Вообще-то, котолюду Песку нет дела до человеков-Виверн и их дурацких праздников. Они и праздновать толком не умеют − ни оргий, ни разнузданных плясок у костра.

Но сейчас все изменилось.
Потому что молодой лорд Тальшан, за которого Песок готов драться с кем угодно, научил его читать.
Сам-то он целыми днями в библиотеке, а верному охраннику только и остается, что спать - ну или, вот, комиксы.
Из-за них все и вышло: попалась ему история о том, что у жителей прежнего мира, того, что был до катастрофы, имелся странный обычай. Местный бог справедливости, вроде старика Теанна, дарил в Новогодие хорошим детям подарки, а нехорошим зачитывал длинный список их прегрешений.
Не зря тех Древних боги покарали!

Длинные списки Песок ненавидел всей душой, а слово "прегрешение", пахло как несвежая рыба − Песок-то знал, что всякое слово имеет свой запах и цвет. А "прегрешение", как и "нравоучение" были похожи на старую половую тряпку, забытую в ведре.
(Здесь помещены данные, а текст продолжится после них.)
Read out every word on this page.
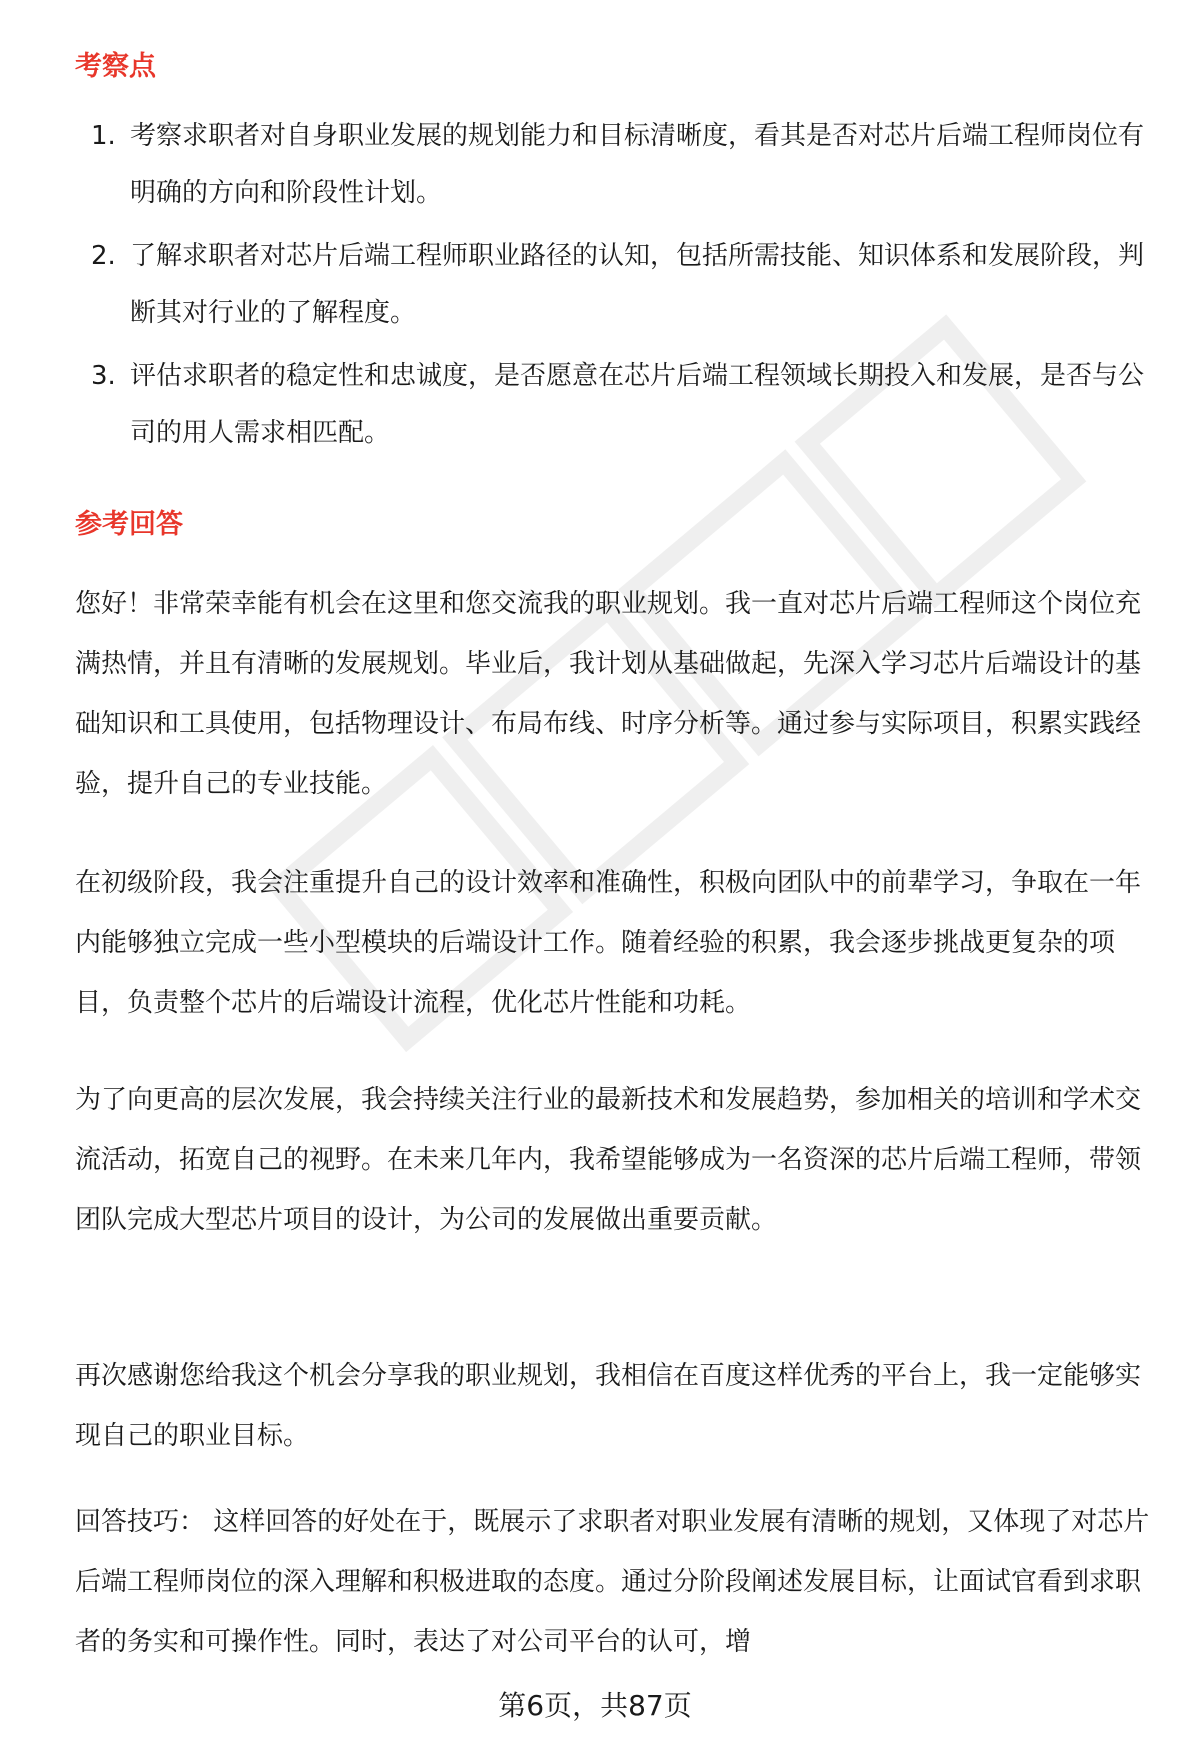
考察点
1. 考察求职者对自身职业发展的规划能力和目标清晰度，看其是否对芯片后端工程师岗位有明确的方向和阶段性计划。
2. 了解求职者对芯片后端工程师职业路径的认知，包括所需技能、知识体系和发展阶段，判断其对行业的了解程度。
3. 评估求职者的稳定性和忠诚度，是否愿意在芯片后端工程领域长期投入和发展，是否与公司的用人需求相匹配。
参考回答

您好！非常荣幸能有机会在这里和您交流我的职业规划。我一直对芯片后端工程师这个岗位充满热情，并且有清晰的发展规划。毕业后，我计划从基础做起，先深入学习芯片后端设计的基础知识和工具使用，包括物理设计、布局布线、时序分析等。通过参与实际项目，积累实践经验，提升自己的专业技能。

在初级阶段，我会注重提升自己的设计效率和准确性，积极向团队中的前辈学习，争取在一年内能够独立完成一些小型模块的后端设计工作。随着经验的积累，我会逐步挑战更复杂的项目，负责整个芯片的后端设计流程，优化芯片性能和功耗。

为了向更高的层次发展，我会持续关注行业的最新技术和发展趋势，参加相关的培训和学术交流活动，拓宽自己的视野。在未来几年内，我希望能够成为一名资深的芯片后端工程师，带领团队完成大型芯片项目的设计，为公司的发展做出重要贡献。

再次感谢您给我这个机会分享我的职业规划，我相信在百度这样优秀的平台上，我一定能够实现自己的职业目标。

回答技巧： 这样回答的好处在于，既展示了求职者对职业发展有清晰的规划，又体现了对芯片后端工程师岗位的深入理解和积极进取的态度。通过分阶段阐述发展目标，让面试官看到求职者的务实和可操作性。同时，表达了对公司平台的认可，增

第6页，共87页
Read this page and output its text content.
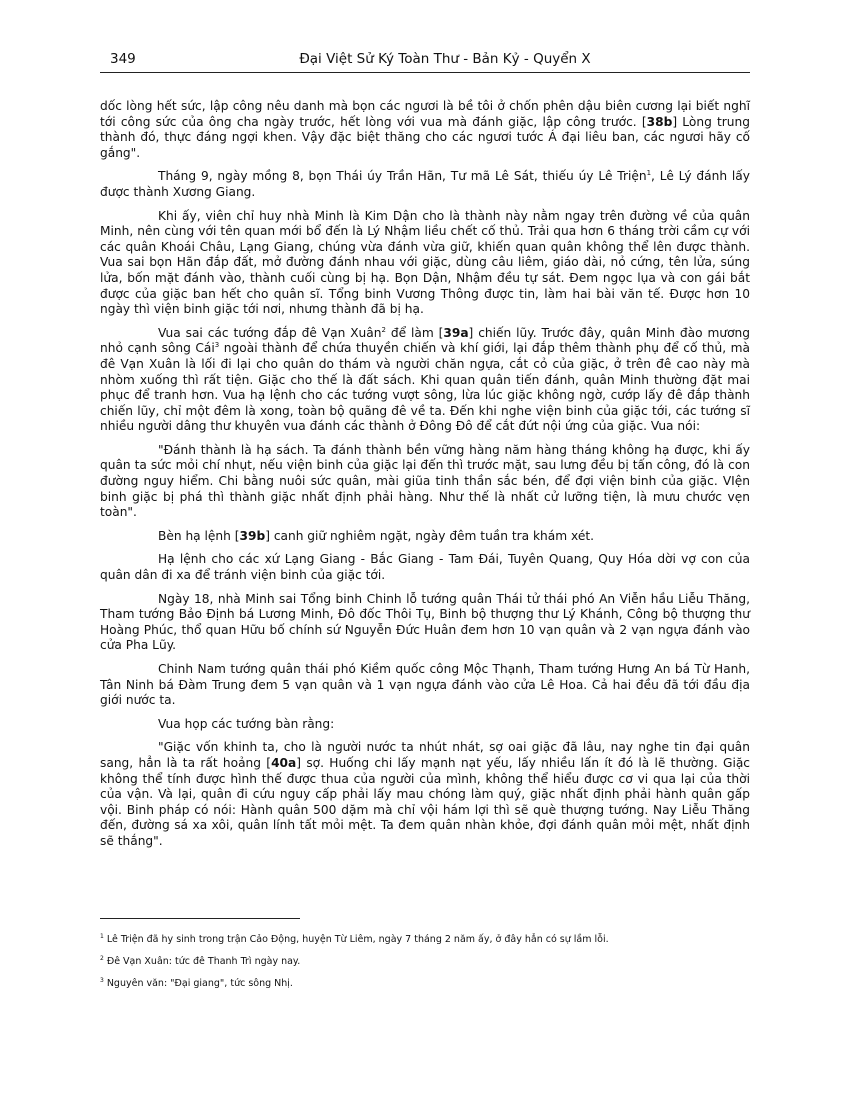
349	Đại Việt Sử Ký Toàn Thư - Bản Kỷ - Quyển X

dốc lòng hết sức, lập công nêu danh mà bọn các ngươi là bề tôi ở chốn phên dậu biên cương lại biết nghĩ tới công sức của ông cha ngày trước, hết lòng với vua mà đánh giặc, lập công trước. [38b] Lòng trung thành đó, thực đáng ngợi khen. Vậy đặc biệt thăng cho các ngươi tước Á đại liêu ban, các ngươi hãy cố gắng".

Tháng 9, ngày mồng 8, bọn Thái úy Trần Hãn, Tư mã Lê Sát, thiếu úy Lê Triện$^1$, Lê Lý đánh lấy được thành Xương Giang.

Khi ấy, viên chỉ huy nhà Minh là Kim Dận cho là thành này nằm ngay trên đường về của quân Minh, nên cùng với tên quan mới bổ đến là Lý Nhậm liều chết cố thủ. Trải qua hơn 6 tháng trời cầm cự với các quân Khoái Châu, Lạng Giang, chúng vừa đánh vừa giữ, khiến quan quân không thể lên được thành. Vua sai bọn Hãn đắp đất, mở đường đánh nhau với giặc, dùng câu liêm, giáo dài, nỏ cứng, tên lửa, súng lửa, bốn mặt đánh vào, thành cuối cùng bị hạ. Bọn Dận, Nhậm đều tự sát. Đem ngọc lụa và con gái bắt được của giặc ban hết cho quân sĩ. Tổng binh Vương Thông được tin, làm hai bài văn tế. Được hơn 10 ngày thì viện binh giặc tới nơi, nhưng thành đã bị hạ.

Vua sai các tướng đắp đê Vạn Xuân$^2$ để làm [39a] chiến lũy. Trước đây, quân Minh đào mương nhỏ cạnh sông Cái$^3$ ngoài thành để chứa thuyền chiến và khí giới, lại đắp thêm thành phụ để cố thủ, mà đê Vạn Xuân là lối đi lại cho quân do thám và người chăn ngựa, cắt cỏ của giặc, ở trên đê cao này mà nhòm xuống thì rất tiện. Giặc cho thế là đất sách. Khi quan quân tiến đánh, quân Minh thường đặt mai phục để tranh hơn. Vua hạ lệnh cho các tướng vượt sông, lừa lúc giặc không ngờ, cướp lấy đê đắp thành chiến lũy, chỉ một đêm là xong, toàn bộ quãng đê về ta. Đến khi nghe viện binh của giặc tới, các tướng sĩ nhiều người dâng thư khuyên vua đánh các thành ở Đông Đô để cắt đứt nội ứng của giặc. Vua nói:

"Đánh thành là hạ sách. Ta đánh thành bền vững hàng năm hàng tháng không hạ được, khi ấy quân ta sức mỏi chí nhụt, nếu viện binh của giặc lại đến thì trước mặt, sau lưng đều bị tấn công, đó là con đường nguy hiểm. Chi bằng nuôi sức quân, mài giũa tinh thần sắc bén, để đợi viện binh của giặc. VIện binh giặc bị phá thì thành giặc nhất định phải hàng. Như thế là nhất cử lưỡng tiện, là mưu chước vẹn toàn".

Bèn hạ lệnh [39b] canh giữ nghiêm ngặt, ngày đêm tuần tra khám xét.

Hạ lệnh cho các xứ Lạng Giang - Bắc Giang - Tam Đái, Tuyên Quang, Quy Hóa dời vợ con của quân dân đi xa để tránh viện binh của giặc tới.

Ngày 18, nhà Minh sai Tổng binh Chinh lỗ tướng quân Thái tử thái phó An Viễn hầu Liễu Thăng, Tham tướng Bảo Định bá Lương Minh, Đô đốc Thôi Tụ, Binh bộ thượng thư Lý Khánh, Công bộ thượng thư Hoàng Phúc, thổ quan Hữu bố chính sứ Nguyễn Đức Huân đem hơn 10 vạn quân và 2 vạn ngựa đánh vào cửa Pha Lũy.

Chinh Nam tướng quân thái phó Kiềm quốc công Mộc Thạnh, Tham tướng Hưng An bá Từ Hanh, Tân Ninh bá Đàm Trung đem 5 vạn quân và 1 vạn ngựa đánh vào cửa Lê Hoa. Cả hai đều đã tới đầu địa giới nước ta.

Vua họp các tướng bàn rằng:

"Giặc vốn khinh ta, cho là người nước ta nhút nhát, sợ oai giặc đã lâu, nay nghe tin đại quân sang, hẳn là ta rất hoảng [40a] sợ. Huống chi lấy mạnh nạt yếu, lấy nhiều lấn ít đó là lẽ thường. Giặc không thể tính được hình thế được thua của người của mình, không thể hiểu được cơ vi qua lại của thời của vận. Và lại, quân đi cứu nguy cấp phải lấy mau chóng làm quý, giặc nhất định phải hành quân gấp vội. Binh pháp có nói: Hành quân 500 dặm mà chỉ vội hám lợi thì sẽ què thượng tướng. Nay Liễu Thăng đến, đường sá xa xôi, quân lính tất mỏi mệt. Ta đem quân nhàn khỏe, đợi đánh quân mỏi mệt, nhất định sẽ thắng".

$^1$ Lê Triện đã hy sinh trong trận Cảo Động, huyện Từ Liêm, ngày 7 tháng 2 năm ấy, ở đây hẳn có sự lầm lỗi.
$^2$ Đê Vạn Xuân: tức đê Thanh Trì ngày nay.
$^3$ Nguyên văn: "Đại giang", tức sông Nhị.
И никак нельзя было допустить, чтобы младший брат господина получил эту гадость. Особенно когда другим дарят свежую рыбу, сметану, мышей на веревочке, шарики с кошачьей мятой, мечи и прочие приятности. В том, что старый лорд считает мальчика плохим, кот не сомневался − он часто кричал на сына, и почти все, что тот делал, было неправильно, недостаточно или как-то еще не так. Вроде, он и любил сына, но считал, что это побудит его стараться больше и лучше. Самому коту от такого было тошно, хотелось одновременно сдохнуть и кого-нибудь убить.

Но вряд ли старый лорд упустит такой шанс устроить сыну очередное нравоучение - а если за старшего, Тайли-книжника, кот без колебаний готов был шагнуть в огонь, то младший, Киэран, был ему как родной братишка. Кот учил его драться, держал на руках, когда у малыша случался особенно сильный приступ мигрени, − а сейчас, в предпраздничную ночь, осторожно крался к комнате юноши, сжимая в лапах сверток. А в нем − кастет с выскакивающими лезвиями на пружинках.

У малыша нет когтей − зато у него есть друг кот!


Примечание автора: Не уверена, что Киэран когда-либо пользовался этим кастетом, но берег его и хранил, по крайней мере до войны. И когда у него спросили, кажется, в плену, что это и зачем, он ответил: "Подарок моего учителя философии".